Sur les sujets arborés (conifères et feuillus), une taille douce consistant en la coupe du bois mort peut s’exécuter de manière à remettre en valeur leur silhouette et assurer leur statut de « marqueur du paysage ». On peut préférer les feuillus aux conifères étant donné leur capacité à conforter la production et le renouvellement de la matière organique. Cela ne veut pas dire qu’il faut systématiquement condamner les pins ou les genévriers (cades).
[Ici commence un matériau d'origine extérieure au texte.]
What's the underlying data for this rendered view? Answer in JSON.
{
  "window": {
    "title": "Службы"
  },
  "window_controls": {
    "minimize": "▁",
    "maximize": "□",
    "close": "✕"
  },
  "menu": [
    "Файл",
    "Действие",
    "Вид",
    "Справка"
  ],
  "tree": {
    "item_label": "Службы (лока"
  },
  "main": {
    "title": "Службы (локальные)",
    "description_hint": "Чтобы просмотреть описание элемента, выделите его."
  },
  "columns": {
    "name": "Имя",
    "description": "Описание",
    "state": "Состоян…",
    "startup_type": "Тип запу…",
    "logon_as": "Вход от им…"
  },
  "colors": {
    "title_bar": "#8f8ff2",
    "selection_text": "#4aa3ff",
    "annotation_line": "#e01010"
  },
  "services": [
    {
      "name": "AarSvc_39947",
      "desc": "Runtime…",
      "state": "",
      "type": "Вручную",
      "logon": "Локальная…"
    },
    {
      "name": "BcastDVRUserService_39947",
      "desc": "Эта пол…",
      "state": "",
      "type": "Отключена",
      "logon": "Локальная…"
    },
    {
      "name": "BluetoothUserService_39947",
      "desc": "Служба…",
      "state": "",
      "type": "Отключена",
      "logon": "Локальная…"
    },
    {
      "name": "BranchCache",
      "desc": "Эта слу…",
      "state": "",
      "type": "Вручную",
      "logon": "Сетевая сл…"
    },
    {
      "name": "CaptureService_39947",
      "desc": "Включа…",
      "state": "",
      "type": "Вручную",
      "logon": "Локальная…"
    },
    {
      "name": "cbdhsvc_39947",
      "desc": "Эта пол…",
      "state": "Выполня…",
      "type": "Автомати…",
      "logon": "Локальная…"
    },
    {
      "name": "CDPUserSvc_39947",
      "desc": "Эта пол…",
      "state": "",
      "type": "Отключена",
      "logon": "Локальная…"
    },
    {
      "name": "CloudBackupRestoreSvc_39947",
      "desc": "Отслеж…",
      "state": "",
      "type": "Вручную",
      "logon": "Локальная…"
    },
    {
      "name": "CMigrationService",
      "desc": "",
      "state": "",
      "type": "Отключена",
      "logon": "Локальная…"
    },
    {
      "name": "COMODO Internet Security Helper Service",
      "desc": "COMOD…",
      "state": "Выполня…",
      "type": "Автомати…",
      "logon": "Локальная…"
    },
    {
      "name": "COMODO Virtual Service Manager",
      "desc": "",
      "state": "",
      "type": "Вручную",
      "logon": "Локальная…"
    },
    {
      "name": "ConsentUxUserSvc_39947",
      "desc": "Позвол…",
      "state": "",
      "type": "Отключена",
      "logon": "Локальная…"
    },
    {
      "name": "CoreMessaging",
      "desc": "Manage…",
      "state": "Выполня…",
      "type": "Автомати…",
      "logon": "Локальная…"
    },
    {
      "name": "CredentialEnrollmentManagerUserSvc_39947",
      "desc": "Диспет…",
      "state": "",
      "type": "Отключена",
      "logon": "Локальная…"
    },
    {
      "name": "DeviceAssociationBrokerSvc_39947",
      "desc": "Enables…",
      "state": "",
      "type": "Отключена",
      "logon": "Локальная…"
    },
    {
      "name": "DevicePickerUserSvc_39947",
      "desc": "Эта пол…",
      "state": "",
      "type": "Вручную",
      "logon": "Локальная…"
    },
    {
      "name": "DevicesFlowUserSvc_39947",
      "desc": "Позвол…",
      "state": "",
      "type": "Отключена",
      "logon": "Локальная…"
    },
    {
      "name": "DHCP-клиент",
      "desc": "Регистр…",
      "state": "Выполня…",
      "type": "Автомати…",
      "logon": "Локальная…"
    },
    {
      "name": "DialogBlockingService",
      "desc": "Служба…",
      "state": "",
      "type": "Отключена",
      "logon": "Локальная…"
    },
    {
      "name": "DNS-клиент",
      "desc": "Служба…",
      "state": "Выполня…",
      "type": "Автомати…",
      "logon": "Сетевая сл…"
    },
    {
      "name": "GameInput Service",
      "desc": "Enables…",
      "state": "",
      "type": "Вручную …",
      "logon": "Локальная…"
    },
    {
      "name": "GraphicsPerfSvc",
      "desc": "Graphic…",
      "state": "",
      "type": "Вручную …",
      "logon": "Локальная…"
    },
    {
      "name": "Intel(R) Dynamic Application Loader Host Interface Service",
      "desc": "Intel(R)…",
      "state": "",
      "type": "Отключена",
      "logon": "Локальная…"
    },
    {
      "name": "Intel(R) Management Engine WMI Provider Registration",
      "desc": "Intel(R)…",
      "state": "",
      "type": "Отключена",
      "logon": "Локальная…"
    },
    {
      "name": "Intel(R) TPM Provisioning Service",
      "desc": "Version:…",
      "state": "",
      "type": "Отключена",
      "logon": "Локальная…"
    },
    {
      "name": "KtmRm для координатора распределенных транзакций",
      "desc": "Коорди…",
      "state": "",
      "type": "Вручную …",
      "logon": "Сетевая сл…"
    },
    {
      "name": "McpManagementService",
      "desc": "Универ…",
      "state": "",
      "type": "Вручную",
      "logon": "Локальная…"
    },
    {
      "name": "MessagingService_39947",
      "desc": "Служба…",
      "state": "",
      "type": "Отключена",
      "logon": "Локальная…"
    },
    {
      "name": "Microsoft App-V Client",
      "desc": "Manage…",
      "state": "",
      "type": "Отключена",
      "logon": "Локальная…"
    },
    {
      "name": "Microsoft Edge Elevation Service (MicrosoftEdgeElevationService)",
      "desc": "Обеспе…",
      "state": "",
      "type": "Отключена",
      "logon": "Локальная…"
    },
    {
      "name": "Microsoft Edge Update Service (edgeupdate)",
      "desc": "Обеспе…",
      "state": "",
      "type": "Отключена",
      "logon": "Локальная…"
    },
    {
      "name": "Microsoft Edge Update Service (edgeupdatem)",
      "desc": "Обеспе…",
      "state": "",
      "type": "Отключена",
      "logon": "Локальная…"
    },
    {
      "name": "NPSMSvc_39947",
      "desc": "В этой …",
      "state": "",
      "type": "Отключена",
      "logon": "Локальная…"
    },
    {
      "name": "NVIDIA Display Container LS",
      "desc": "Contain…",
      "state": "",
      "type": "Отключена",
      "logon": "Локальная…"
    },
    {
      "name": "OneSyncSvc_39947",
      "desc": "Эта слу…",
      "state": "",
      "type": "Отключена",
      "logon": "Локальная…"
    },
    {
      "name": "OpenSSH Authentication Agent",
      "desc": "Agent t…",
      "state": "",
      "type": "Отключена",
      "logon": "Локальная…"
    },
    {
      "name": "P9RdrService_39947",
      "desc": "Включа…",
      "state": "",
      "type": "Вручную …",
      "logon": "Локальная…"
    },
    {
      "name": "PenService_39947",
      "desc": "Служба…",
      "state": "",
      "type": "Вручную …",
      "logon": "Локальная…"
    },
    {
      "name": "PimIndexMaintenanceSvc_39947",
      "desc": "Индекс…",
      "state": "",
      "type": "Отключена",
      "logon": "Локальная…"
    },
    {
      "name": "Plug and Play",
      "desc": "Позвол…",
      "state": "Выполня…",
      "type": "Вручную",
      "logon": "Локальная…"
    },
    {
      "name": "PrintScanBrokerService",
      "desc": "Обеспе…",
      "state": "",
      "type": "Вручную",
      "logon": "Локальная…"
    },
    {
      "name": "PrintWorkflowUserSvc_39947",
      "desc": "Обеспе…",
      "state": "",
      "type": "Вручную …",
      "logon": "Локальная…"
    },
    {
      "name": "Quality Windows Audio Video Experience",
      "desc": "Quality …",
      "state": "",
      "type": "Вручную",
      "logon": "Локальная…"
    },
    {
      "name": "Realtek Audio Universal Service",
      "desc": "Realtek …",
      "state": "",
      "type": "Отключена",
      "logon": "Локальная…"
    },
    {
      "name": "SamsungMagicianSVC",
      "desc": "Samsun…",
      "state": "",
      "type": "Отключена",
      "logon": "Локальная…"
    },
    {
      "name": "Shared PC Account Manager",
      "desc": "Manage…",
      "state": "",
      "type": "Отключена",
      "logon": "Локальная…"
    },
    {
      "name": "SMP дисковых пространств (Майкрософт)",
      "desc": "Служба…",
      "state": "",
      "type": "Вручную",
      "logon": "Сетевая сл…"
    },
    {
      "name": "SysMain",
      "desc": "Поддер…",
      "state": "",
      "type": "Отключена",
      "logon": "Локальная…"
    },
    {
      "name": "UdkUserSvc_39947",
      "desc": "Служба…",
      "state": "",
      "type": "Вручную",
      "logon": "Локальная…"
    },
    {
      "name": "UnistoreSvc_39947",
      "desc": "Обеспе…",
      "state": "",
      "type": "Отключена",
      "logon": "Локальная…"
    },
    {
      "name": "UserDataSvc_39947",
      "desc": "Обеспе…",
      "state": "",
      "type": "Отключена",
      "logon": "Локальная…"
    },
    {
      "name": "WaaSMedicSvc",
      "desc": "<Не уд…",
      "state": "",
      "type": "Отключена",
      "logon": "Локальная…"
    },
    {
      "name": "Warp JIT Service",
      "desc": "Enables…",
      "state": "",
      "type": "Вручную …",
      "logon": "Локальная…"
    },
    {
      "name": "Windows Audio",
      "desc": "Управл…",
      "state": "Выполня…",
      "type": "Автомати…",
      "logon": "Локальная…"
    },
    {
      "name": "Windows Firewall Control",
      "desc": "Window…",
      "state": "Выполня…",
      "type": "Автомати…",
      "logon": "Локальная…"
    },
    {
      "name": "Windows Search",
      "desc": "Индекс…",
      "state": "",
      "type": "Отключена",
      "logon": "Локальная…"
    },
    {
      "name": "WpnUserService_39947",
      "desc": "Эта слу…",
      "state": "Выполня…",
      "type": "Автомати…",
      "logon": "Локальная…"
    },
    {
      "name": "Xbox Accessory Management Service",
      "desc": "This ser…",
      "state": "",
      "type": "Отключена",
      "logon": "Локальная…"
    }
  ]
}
Néanmoins dans la strate médiane, et à choisir entre deux sujets (chêne et pin) trop proches pour un avenir serein, le chêne peut être conservé car plus adapté à une relance végétative après un feu. L’important, dans ce contexte de densité végétale est de penser à assurer une relève de génération aux grands et vieux sujets. En pratique, ces derniers sont souvent privilégiés et sont pourtant en fin de vie. Or c’est par la protection et la taille de formation de sujets de 2-3mètres que le maquis voit son avenir perpétué.

De même, croire que plus on en enlève et plus on se prémunit des risques d’inflammabilité ou de combustibilité est une fausse idée !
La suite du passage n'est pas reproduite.